May 24, 2011

Beyond the Risk Register

A few months ago, someone in a program management office noticed that a new employee had taken a master's degree course in risk management.
A brief cackle burst forth, asking: "why would someone need a master's degree in risk management?"

It's a good question.

Risk management is, for many people in projects, one of the very basic things that anyone can do. It's not rocket science. To most people,
risk management is simply the risk register - often created because it
is a mandated part of the project management procedures - and not much
else.

And anyone can create a risk register. All you need is an Excel
spreadsheet and a template of the right headings, or a risk management
software, and start populating it.

Even the risk management framework is simple enough: identify the
risks, give an estimate of the likelihood, determine consequences,
identify controls, estimate residual risk, identify who is
responsible, and then rank the risks for prioritisation.

Brain surgery is equally simple: identify the area to be incised,
determine the likelihood of success, determine the risks, etc. People
know that not all surgeons are equally qualified to do brain surgery.
Even among brain surgeons, there is a qualitative difference in
experience and consqeuently, results.

Riding a bicycle is also equally simple, but everyone knows there is a
magnitude of difference in the performance of a rider at a Tour de
France level, and someone who rides for leisure.

But what about risk management? While anyone can come up with a risk
register, there can be a serious difference in the results.

Some areas where competence in risk analys would produce a marked
difference in results

* Risk identification - are we identifying the right risks? Are we
missing any? Are putting in risks that aren't risks?

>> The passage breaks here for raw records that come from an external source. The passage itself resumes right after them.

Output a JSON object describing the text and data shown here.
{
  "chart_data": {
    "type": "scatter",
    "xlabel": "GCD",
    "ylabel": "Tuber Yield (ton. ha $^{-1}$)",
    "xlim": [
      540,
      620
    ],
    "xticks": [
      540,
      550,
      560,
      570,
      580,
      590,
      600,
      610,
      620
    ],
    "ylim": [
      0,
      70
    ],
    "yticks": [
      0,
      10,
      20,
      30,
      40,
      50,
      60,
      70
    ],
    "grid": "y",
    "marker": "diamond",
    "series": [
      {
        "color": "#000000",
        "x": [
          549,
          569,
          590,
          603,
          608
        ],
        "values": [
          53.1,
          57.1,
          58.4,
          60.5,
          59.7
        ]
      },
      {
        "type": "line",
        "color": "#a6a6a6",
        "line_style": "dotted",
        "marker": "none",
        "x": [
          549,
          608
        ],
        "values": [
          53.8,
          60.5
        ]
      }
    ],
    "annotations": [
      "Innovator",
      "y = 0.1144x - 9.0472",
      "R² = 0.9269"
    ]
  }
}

Missing a
critical risk can prove catastrophic to a project.

* Risk likelihood - are our estimates any good? Is there available
data we should be using? Overestimating can prove costly.
Underestimating can prove disastrous.

* Risk consequences - how credible are our estimates of consequence?
How complete is it? An inept analysis of the consequences will mean
poor preparation and mitigation of the consequences.

* Risk control - how realistic are the controls and mitigations we
have identified? How good is our decision-making on which controls to
implement? What is the impact of our controls

* Risk prioritisation - are using the right prioritisation approach?